The reason deformations in the nose are so much less significant than those on the base is that any nose influence that tries to push the bullet one way gets reversed when the bullet rotates 180°. Any influence on the nose due to epicyclic yawing gets reversed when it goes to the other side of the mean trajectory path. This won't be perfect neutralization because each epicyclic orbit of the trajectory is damped out a little from the previous one, but it keeps errors down to a minimum. This is why, when you look a the hollow points edges on a Sierra MatchKing and see a slight unevenness that slopes one way, it doesn't do much in flight. Some people bother with meplat uniforming just to be sure and use pointing dies to recover any loss of BC caused by the uniforming step, but these are guys talking about corrections of a few inches at 1000 yards, where wind variation is a bigger issue. Still, it will gain a point or two every once in a while.

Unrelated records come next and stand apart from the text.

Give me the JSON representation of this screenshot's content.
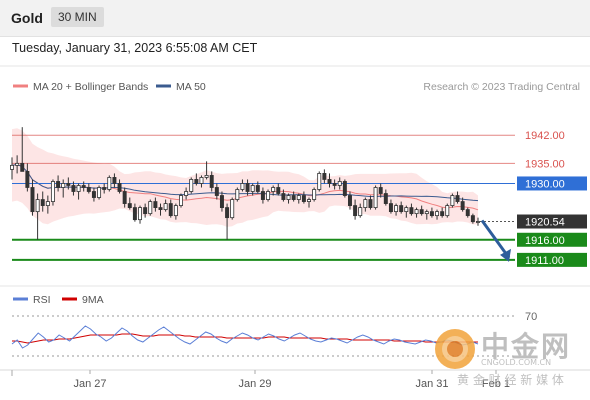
{
  "header": {
    "symbol": "Gold",
    "interval": "30 MIN"
  },
  "timestamp": "Tuesday, January 31, 2023 6:55:08 AM CET",
  "legend": {
    "ma20": "MA 20 + Bollinger Bands",
    "ma50": "MA 50",
    "credit": "Research © 2023 Trading Central"
  },
  "rsi_legend": {
    "rsi": "RSI",
    "ma9": "9MA"
  },
  "watermark": {
    "logo_text": "中金网",
    "domain": "CNGOLD.COM.CN",
    "tagline": "黄 金 财 经 新 媒 体"
  },
  "colors": {
    "resistance": "#d9534f",
    "pivot": "#2f6fd6",
    "support": "#1a8a1a",
    "current": "#333333",
    "candle": "#333333",
    "ma20": "#f08080",
    "bollinger_fill": "#fde2e2",
    "ma50": "#3b5b8f",
    "rsi": "#5b7fd6",
    "rsi_ma": "#d00000",
    "arrow": "#2d5d9b"
  },
  "chart_data": [
    {
      "type": "candlestick",
      "title": "",
      "x_labels": [
        "Jan 27",
        "Jan 29",
        "Jan 31",
        "Feb 1"
      ],
      "ylim": [
        1905,
        1952
      ],
      "levels": [
        {
          "label": "1942.00",
          "value": 1942.0,
          "role": "resistance"
        },
        {
          "label": "1935.00",
          "value": 1935.0,
          "role": "resistance"
        },
        {
          "label": "1930.00",
          "value": 1930.0,
          "role": "pivot"
        },
        {
          "label": "1920.54",
          "value": 1920.54,
          "role": "current"
        },
        {
          "label": "1916.00",
          "value": 1916.0,
          "role": "support"
        },
        {
          "label": "1911.00",
          "value": 1911.0,
          "role": "support"
        }
      ],
      "ohlc": [
        [
          1933.5,
          1936.5,
          1931.0,
          1934.5
        ],
        [
          1934.5,
          1937.0,
          1932.5,
          1935.0
        ],
        [
          1935.0,
          1944.0,
          1933.0,
          1933.0
        ],
        [
          1933.0,
          1935.0,
          1928.0,
          1929.0
        ],
        [
          1929.0,
          1931.0,
          1922.0,
          1923.0
        ],
        [
          1923.0,
          1927.5,
          1916.0,
          1926.0
        ],
        [
          1926.0,
          1928.0,
          1923.0,
          1924.5
        ],
        [
          1924.5,
          1927.0,
          1922.5,
          1925.5
        ],
        [
          1925.5,
          1931.0,
          1924.5,
          1930.5
        ],
        [
          1930.5,
          1932.0,
          1928.0,
          1929.0
        ],
        [
          1929.0,
          1931.0,
          1926.5,
          1930.0
        ],
        [
          1930.0,
          1931.5,
          1928.5,
          1929.5
        ],
        [
          1929.5,
          1930.5,
          1927.0,
          1928.0
        ],
        [
          1928.0,
          1930.0,
          1926.0,
          1929.5
        ],
        [
          1929.5,
          1930.5,
          1928.0,
          1929.0
        ],
        [
          1929.0,
          1930.0,
          1927.5,
          1928.0
        ],
        [
          1928.0,
          1929.0,
          1925.5,
          1926.5
        ],
        [
          1926.5,
          1929.5,
          1926.0,
          1929.0
        ],
        [
          1929.0,
          1930.0,
          1927.5,
          1928.5
        ],
        [
          1928.5,
          1932.0,
          1928.0,
          1931.5
        ],
        [
          1931.5,
          1932.5,
          1929.0,
          1930.0
        ],
        [
          1930.0,
          1931.0,
          1927.5,
          1928.0
        ],
        [
          1928.0,
          1929.0,
          1924.0,
          1925.0
        ],
        [
          1925.0,
          1926.5,
          1923.5,
          1924.0
        ],
        [
          1924.0,
          1925.0,
          1920.5,
          1921.0
        ],
        [
          1921.0,
          1924.5,
          1920.0,
          1924.0
        ],
        [
          1924.0,
          1925.0,
          1921.5,
          1922.5
        ],
        [
          1922.5,
          1926.0,
          1922.0,
          1925.5
        ],
        [
          1925.5,
          1926.5,
          1923.0,
          1924.0
        ],
        [
          1924.0,
          1925.0,
          1922.0,
          1923.5
        ],
        [
          1923.5,
          1926.0,
          1923.0,
          1925.0
        ],
        [
          1925.0,
          1926.0,
          1921.5,
          1922.0
        ],
        [
          1922.0,
          1925.0,
          1921.0,
          1924.5
        ],
        [
          1924.5,
          1927.5,
          1924.0,
          1927.0
        ],
        [
          1927.0,
          1929.0,
          1926.0,
          1928.0
        ],
        [
          1928.0,
          1931.5,
          1927.5,
          1931.0
        ],
        [
          1931.0,
          1932.5,
          1929.5,
          1930.0
        ],
        [
          1930.0,
          1932.0,
          1929.0,
          1931.5
        ],
        [
          1931.5,
          1935.5,
          1931.0,
          1932.0
        ],
        [
          1932.0,
          1933.0,
          1928.0,
          1929.0
        ],
        [
          1929.0,
          1930.0,
          1926.0,
          1927.0
        ],
        [
          1927.0,
          1928.0,
          1923.0,
          1924.0
        ],
        [
          1924.0,
          1925.0,
          1916.0,
          1921.5
        ],
        [
          1921.5,
          1926.5,
          1921.0,
          1926.0
        ],
        [
          1926.0,
          1929.0,
          1925.5,
          1928.5
        ],
        [
          1928.5,
          1931.0,
          1928.0,
          1930.0
        ],
        [
          1930.0,
          1931.0,
          1927.0,
          1928.0
        ],
        [
          1928.0,
          1930.0,
          1927.0,
          1929.5
        ],
        [
          1929.5,
          1930.5,
          1927.5,
          1928.0
        ],
        [
          1928.0,
          1929.0,
          1925.0,
          1926.0
        ],
        [
          1926.0,
          1928.5,
          1925.5,
          1928.0
        ],
        [
          1928.0,
          1929.5,
          1927.0,
          1929.0
        ],
        [
          1929.0,
          1930.0,
          1927.0,
          1927.5
        ],
        [
          1927.5,
          1928.5,
          1925.5,
          1926.0
        ],
        [
          1926.0,
          1927.5,
          1925.0,
          1927.0
        ],
        [
          1927.0,
          1928.0,
          1925.5,
          1926.0
        ],
        [
          1926.0,
          1927.5,
          1925.0,
          1927.0
        ],
        [
          1927.0,
          1928.0,
          1925.0,
          1925.5
        ],
        [
          1925.5,
          1926.5,
          1924.0,
          1926.0
        ],
        [
          1926.0,
          1929.0,
          1925.5,
          1928.5
        ],
        [
          1928.5,
          1933.0,
          1928.0,
          1932.5
        ],
        [
          1932.5,
          1933.5,
          1930.0,
          1931.0
        ],
        [
          1931.0,
          1932.5,
          1929.0,
          1930.0
        ],
        [
          1930.0,
          1931.0,
          1928.5,
          1929.5
        ],
        [
          1929.5,
          1931.5,
          1928.5,
          1930.5
        ],
        [
          1930.5,
          1931.0,
          1926.5,
          1927.0
        ],
        [
          1927.0,
          1928.0,
          1923.5,
          1924.5
        ],
        [
          1924.5,
          1926.0,
          1921.0,
          1922.0
        ],
        [
          1922.0,
          1925.0,
          1921.5,
          1924.0
        ],
        [
          1924.0,
          1926.5,
          1923.0,
          1926.0
        ],
        [
          1926.0,
          1927.0,
          1923.5,
          1924.0
        ],
        [
          1924.0,
          1929.5,
          1923.5,
          1929.0
        ],
        [
          1929.0,
          1930.0,
          1926.5,
          1927.5
        ],
        [
          1927.5,
          1928.5,
          1924.5,
          1925.0
        ],
        [
          1925.0,
          1926.0,
          1922.5,
          1923.0
        ],
        [
          1923.0,
          1925.0,
          1922.0,
          1924.5
        ],
        [
          1924.5,
          1925.5,
          1922.5,
          1923.0
        ],
        [
          1923.0,
          1924.5,
          1921.5,
          1924.0
        ],
        [
          1924.0,
          1925.0,
          1922.0,
          1922.5
        ],
        [
          1922.5,
          1924.0,
          1921.5,
          1923.5
        ],
        [
          1923.5,
          1924.5,
          1922.0,
          1922.5
        ],
        [
          1922.5,
          1923.5,
          1921.0,
          1923.0
        ],
        [
          1923.0,
          1924.0,
          1921.5,
          1922.0
        ],
        [
          1922.0,
          1923.5,
          1921.0,
          1923.0
        ],
        [
          1923.0,
          1924.0,
          1921.5,
          1922.0
        ],
        [
          1922.0,
          1925.0,
          1921.5,
          1924.5
        ],
        [
          1924.5,
          1927.5,
          1924.0,
          1927.0
        ],
        [
          1927.0,
          1928.0,
          1925.0,
          1925.5
        ],
        [
          1925.5,
          1926.5,
          1923.0,
          1923.5
        ],
        [
          1923.5,
          1924.0,
          1921.5,
          1922.0
        ],
        [
          1922.0,
          1922.5,
          1920.0,
          1920.5
        ],
        [
          1920.5,
          1921.5,
          1919.5,
          1920.54
        ]
      ]
    },
    {
      "type": "line",
      "title": "RSI",
      "ylim": [
        20,
        80
      ],
      "reference_lines": [
        {
          "label": "70",
          "value": 70
        },
        {
          "value": 30
        }
      ],
      "series": [
        {
          "name": "RSI",
          "values": [
            42,
            46,
            38,
            41,
            47,
            53,
            49,
            44,
            46,
            51,
            48,
            45,
            50,
            55,
            60,
            57,
            52,
            49,
            45,
            48,
            53,
            58,
            55,
            50,
            46,
            44,
            48,
            52,
            56,
            59,
            55,
            51,
            47,
            44,
            42,
            46,
            50,
            54,
            52,
            48,
            45,
            43,
            47,
            50,
            53,
            51,
            48,
            46,
            49,
            52,
            50,
            47,
            45,
            48,
            51,
            53,
            50,
            47,
            45,
            44,
            46,
            48,
            47,
            45,
            43,
            46,
            49,
            51,
            49,
            46,
            44,
            42,
            45,
            47,
            46,
            44,
            43,
            42,
            44,
            46,
            45,
            43,
            44,
            46,
            45,
            43,
            41,
            42,
            44,
            42
          ]
        },
        {
          "name": "9MA",
          "values": [
            45,
            45,
            44,
            43,
            44,
            45,
            46,
            46,
            46,
            47,
            47,
            47,
            48,
            49,
            50,
            51,
            51,
            51,
            51,
            51,
            51,
            52,
            52,
            52,
            51,
            50,
            50,
            50,
            51,
            51,
            51,
            51,
            51,
            50,
            50,
            49,
            49,
            49,
            49,
            49,
            49,
            48,
            48,
            48,
            48,
            48,
            48,
            48,
            48,
            49,
            49,
            49,
            49,
            48,
            48,
            48,
            48,
            48,
            48,
            48,
            47,
            47,
            47,
            47,
            47,
            46,
            46,
            46,
            46,
            46,
            46,
            46,
            46,
            45,
            45,
            45,
            45,
            45,
            45,
            44,
            44,
            44,
            44,
            44,
            44,
            44,
            44,
            44,
            44,
            44
          ]
        }
      ]
    }
  ]
}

Errors on the base, however, are influenced primarily by muzzle blasts blowing off one side of the bullet more than the other. This not only introduces additional initial yaw but introduces a lateral drift by pushing the bullet perpendicular to the bore line over the first few calibers of travel after exiting the muzzle. During that time, the muzzle blast from a gun without a muzzle brake will produce about 3% of the bullet's final forward velocity, so it is very strong briefly. Harold Vaughn measured that velocity gain by using a magnetometer to show the bullet spin was lower than its velocity suggested it should be if the bullet's acceleration had all been inside the rifling. He also showed a 2° slant filed onto a bullet base caused, IIRC, about two and half times more group dispersion than a 45° slant filed onto the bullet nose. Both kinds of filing unbalanced the bullet a bit, too, so the centrifugal effect also drifts the bullet to the side at the exit.
A rifle with an integral muzzle brake made by EDM'ing holes in the barrel should have enough lower muzzle blast pressure to reduce the effect of bullet base deformation or the influence of a crown that isn't perfectly symmetrical. But that's not something I expect, not something I've tested.